In sum, the Deposit and the Debit were transfers of cash to a financial institution (Citibank) made in connection with a securities transaction (the retirement of the Bonds). They are therefore “settlement payments” exempt from [Debtor]’s avoidance power. Counts I, II and IV (as to the Deposit) should be dismissed.
B. The Pledge, Deposit, And Debit Were Transfers Made “In Connection With A Securities Contract” And Thus Cannot Be Avoided As Preferential Or Fraudulent Transfers
As discussed above, [Debtor] alleges that the Deposit and the Debit were preferential transfers (Counts I and II) and that the Pledge and the Deposit were constructively fraudulent transfers (Count IV). In addition to the Deposit and Debit falling within the “settlement payment” exception, the Pledge, Deposit, and Debit also were transfers made “in connection with a securities contract,” and thus are not avoidable for that reason as well.

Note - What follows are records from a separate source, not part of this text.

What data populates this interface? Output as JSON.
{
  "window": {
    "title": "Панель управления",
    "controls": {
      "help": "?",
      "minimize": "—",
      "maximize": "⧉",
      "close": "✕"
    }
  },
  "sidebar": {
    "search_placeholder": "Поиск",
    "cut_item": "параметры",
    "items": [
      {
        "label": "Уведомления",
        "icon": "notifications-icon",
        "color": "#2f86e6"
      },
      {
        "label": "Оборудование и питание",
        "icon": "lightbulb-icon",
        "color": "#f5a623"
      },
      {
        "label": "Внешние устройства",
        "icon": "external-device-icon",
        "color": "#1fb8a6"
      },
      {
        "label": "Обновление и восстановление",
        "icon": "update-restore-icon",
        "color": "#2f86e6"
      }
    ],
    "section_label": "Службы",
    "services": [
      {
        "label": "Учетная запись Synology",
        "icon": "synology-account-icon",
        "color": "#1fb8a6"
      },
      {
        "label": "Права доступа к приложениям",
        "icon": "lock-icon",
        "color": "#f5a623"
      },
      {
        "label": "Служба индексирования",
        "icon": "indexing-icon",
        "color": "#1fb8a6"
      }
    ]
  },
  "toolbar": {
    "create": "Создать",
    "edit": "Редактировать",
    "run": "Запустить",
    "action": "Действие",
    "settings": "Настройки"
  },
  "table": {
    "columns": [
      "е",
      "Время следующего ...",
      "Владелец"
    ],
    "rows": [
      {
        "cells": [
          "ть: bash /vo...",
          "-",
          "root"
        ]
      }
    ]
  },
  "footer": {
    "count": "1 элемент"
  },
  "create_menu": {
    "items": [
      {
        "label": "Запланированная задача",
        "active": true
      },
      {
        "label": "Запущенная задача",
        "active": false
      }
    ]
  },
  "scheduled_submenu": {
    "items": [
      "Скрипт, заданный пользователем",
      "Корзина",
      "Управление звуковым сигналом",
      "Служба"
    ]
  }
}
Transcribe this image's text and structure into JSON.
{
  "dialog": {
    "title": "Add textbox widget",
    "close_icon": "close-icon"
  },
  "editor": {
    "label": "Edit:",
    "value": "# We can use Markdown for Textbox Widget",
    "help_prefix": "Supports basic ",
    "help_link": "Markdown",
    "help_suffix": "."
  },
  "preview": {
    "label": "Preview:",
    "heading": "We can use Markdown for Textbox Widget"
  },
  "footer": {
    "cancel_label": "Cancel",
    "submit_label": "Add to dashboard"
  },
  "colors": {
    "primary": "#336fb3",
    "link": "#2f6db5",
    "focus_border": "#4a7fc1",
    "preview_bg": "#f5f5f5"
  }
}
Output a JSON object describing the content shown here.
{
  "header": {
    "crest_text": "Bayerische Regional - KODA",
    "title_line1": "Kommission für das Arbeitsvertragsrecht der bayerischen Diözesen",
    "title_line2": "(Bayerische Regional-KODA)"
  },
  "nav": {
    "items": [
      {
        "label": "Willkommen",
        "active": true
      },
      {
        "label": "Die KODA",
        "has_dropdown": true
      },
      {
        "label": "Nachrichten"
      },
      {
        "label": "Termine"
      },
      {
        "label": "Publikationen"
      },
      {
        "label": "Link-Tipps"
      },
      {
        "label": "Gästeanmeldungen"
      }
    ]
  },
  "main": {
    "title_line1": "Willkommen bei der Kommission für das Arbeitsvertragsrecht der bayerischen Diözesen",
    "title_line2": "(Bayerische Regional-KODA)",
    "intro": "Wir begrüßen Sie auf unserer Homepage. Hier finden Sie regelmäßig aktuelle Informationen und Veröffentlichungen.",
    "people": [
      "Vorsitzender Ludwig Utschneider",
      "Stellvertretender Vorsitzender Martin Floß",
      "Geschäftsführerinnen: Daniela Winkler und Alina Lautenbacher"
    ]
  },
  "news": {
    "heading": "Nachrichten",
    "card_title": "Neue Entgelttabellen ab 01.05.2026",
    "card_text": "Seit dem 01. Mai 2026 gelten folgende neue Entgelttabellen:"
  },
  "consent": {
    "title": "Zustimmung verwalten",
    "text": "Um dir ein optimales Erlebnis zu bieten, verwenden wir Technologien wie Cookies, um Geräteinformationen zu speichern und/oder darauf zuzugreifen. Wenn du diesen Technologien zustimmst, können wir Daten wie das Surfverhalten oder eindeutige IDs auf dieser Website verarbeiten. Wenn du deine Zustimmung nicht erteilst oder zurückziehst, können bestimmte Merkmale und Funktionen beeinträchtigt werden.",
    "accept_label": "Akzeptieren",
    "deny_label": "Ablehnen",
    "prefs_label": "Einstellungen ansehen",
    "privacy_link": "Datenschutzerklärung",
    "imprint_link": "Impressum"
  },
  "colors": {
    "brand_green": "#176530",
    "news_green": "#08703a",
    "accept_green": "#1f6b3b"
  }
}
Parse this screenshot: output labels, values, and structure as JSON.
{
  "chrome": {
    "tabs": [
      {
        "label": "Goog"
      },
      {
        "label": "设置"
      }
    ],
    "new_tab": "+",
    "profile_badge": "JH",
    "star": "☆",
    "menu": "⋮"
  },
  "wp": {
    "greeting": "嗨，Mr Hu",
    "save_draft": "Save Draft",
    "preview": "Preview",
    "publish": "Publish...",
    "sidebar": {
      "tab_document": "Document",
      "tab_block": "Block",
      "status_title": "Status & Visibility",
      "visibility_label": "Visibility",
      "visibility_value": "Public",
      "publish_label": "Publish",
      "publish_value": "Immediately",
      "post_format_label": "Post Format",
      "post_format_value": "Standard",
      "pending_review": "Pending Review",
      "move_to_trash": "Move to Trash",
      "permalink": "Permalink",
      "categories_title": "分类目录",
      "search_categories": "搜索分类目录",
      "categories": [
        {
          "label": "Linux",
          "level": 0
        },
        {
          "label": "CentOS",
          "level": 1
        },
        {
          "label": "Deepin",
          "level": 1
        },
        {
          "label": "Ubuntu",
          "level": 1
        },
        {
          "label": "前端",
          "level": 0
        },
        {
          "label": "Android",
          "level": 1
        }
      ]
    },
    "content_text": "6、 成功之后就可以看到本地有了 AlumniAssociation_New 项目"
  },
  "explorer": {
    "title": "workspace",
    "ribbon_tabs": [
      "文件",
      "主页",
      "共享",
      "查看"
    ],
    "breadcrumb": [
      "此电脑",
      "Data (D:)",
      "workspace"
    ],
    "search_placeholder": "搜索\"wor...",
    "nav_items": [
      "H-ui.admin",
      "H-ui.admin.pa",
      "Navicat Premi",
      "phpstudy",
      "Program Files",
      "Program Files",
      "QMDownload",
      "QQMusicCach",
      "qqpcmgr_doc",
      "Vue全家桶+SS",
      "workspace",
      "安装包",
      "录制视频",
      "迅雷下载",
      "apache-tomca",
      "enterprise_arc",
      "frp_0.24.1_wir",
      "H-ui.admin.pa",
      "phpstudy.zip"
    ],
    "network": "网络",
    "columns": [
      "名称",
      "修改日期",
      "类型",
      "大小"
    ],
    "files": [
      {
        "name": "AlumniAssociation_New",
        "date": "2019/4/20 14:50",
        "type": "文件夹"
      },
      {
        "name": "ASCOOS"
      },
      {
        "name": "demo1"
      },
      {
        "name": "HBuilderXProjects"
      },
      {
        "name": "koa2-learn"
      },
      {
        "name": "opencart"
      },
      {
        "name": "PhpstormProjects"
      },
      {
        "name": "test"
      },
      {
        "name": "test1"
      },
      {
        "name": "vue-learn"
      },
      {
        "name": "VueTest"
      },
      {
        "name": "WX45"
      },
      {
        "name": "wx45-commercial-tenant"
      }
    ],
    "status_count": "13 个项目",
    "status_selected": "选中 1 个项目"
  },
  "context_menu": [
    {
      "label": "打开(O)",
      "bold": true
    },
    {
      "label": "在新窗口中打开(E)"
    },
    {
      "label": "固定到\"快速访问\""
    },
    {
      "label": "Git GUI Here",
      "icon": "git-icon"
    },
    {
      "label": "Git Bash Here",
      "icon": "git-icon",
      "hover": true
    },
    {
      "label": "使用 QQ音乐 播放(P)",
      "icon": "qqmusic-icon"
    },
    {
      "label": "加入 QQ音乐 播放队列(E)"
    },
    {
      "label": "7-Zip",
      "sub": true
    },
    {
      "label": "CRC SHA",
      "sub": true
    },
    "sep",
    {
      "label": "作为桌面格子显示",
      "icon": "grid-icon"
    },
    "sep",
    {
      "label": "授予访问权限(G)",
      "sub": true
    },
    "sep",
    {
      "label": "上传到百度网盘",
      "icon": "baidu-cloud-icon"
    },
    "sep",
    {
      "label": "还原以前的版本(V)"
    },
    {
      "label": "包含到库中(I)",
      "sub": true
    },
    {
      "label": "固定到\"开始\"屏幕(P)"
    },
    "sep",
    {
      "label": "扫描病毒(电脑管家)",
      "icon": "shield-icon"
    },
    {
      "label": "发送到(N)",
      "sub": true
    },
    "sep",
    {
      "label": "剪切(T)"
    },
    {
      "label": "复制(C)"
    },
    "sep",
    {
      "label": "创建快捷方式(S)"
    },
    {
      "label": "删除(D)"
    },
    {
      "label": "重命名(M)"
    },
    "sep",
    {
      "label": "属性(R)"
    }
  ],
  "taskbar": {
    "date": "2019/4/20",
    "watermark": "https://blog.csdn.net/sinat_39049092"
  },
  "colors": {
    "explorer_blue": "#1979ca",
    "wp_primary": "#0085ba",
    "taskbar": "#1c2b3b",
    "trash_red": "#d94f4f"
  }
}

Section 546(e) exempts from a trustee’s avoidance powers transfers that were made to a financial institution “in connection with a securities contract.” 11 U.S.C. § 546(e). The definition of securities contract includes “other credit enhancement[s] related to [a securities contract].” 11 U.S.C. § 741(7)(xi). Here, the LC Agreement was a credit enhancement of the agreement pursuant to which the Bonds were issued. (See Compl. ¶ 11 (“In conjunction with the issuance of the Bonds, a letter of credit in the amount of $34,103,332 . . . was obtained from Citibank in favor of the indenture trustee under the Bonds in order to collateralize [Debtor]’s obligations under the Bonds.”).)
The Pledge, Deposit, and Debit were transfers made pursuant to the LC Agreement. (See Compl. ¶¶ 17, 22-24.) As such, all three transfers were made “in connection with a securities contract” and cannot be avoided as preferential or fraudulent transfers. See Quebecor, 2011 WL 3157292, at *9 n.7 (holding that payments made to banks for the redemption of privately placed notes were transfers “in connection with a securities contract”). Counts I, II and IV therefore should be dismissed.